After achieving their goal (at long last) there was still more work to do. There was mixing and distributing the antidote, the tracking of progress for each person on the mend, monitoring any new patients for signs of fever, and watching out for – heaven forbid – any mutations.
He wished he could help Kirk process his emotional pain with how things turned out with Rayna, but the captain was physically healthy and McCoy had other patients. He left that task in the hands of Spock of all people, he must have really been out of it, but they all had to work with what they had.
Then right when it was all wrapping up there was an Engineering accident which pooled the rest of their human resources into the life-saving surgery of a fried ensign.
So Kirk walked back into Sickbay, mind unusually clear, to check on how the antidote was proceeding right as an orderly wheeled the injured man into post-op. To Kirk's eyes, the orderly didn't look too well, and had a mask covering their nose and mouth. He narrowed his eyes. In what sense would McCoy have let a sick, albeit recovering, orderly that close to another vulnerable patient?
He crossed into the operating ward… and stopped.
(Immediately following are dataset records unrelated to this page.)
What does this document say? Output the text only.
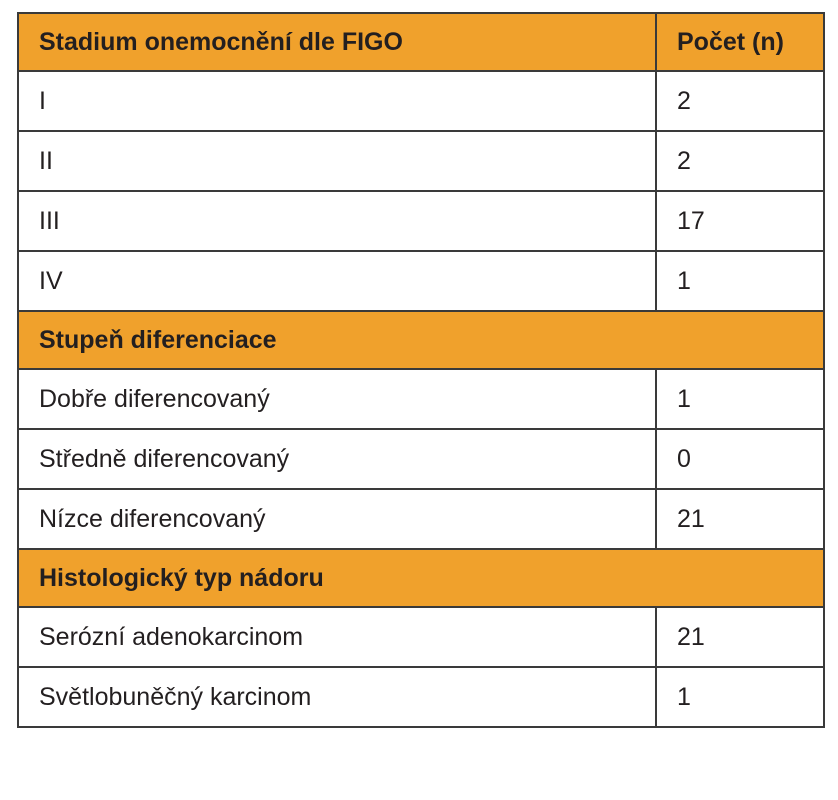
Stadium onemocnění dle FIGO	Počet (n)
I	2
II	2
III	17
IV	1
Stupeň diferenciace	
Dobře diferencovaný	1
Středně diferencovaný	0
Nízce diferencovaný	21
Histologický typ nádoru	
Serózní adenokarcinom	21
Světlobuněčný karcinom	1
Nurse Chapel was passed out on the biobed they had likely just finished cleaning and operating on. M'Benga was curled up in the corner like he had backed up, sat down, then slumped over. McCoy had made it to the computer terminal, then face-planted. Kirk walked over and saw a report half-dictated on screen, literally trailing off mid-sentence. He rested his hand on McCoy's arm. The doctor did not stir.
Auxiliary medical personnel, he concluded, even though the idea was still half-formed in his head. Trained officers from other departments to come help pick up the slack if they were ever hit like this again. He was sure McCoy had several thoughts on it they could discuss after he awakened.
"Mr. Spock," he paged softly from the other room. "Meet me in Sickbay… we have some friends to tuck in."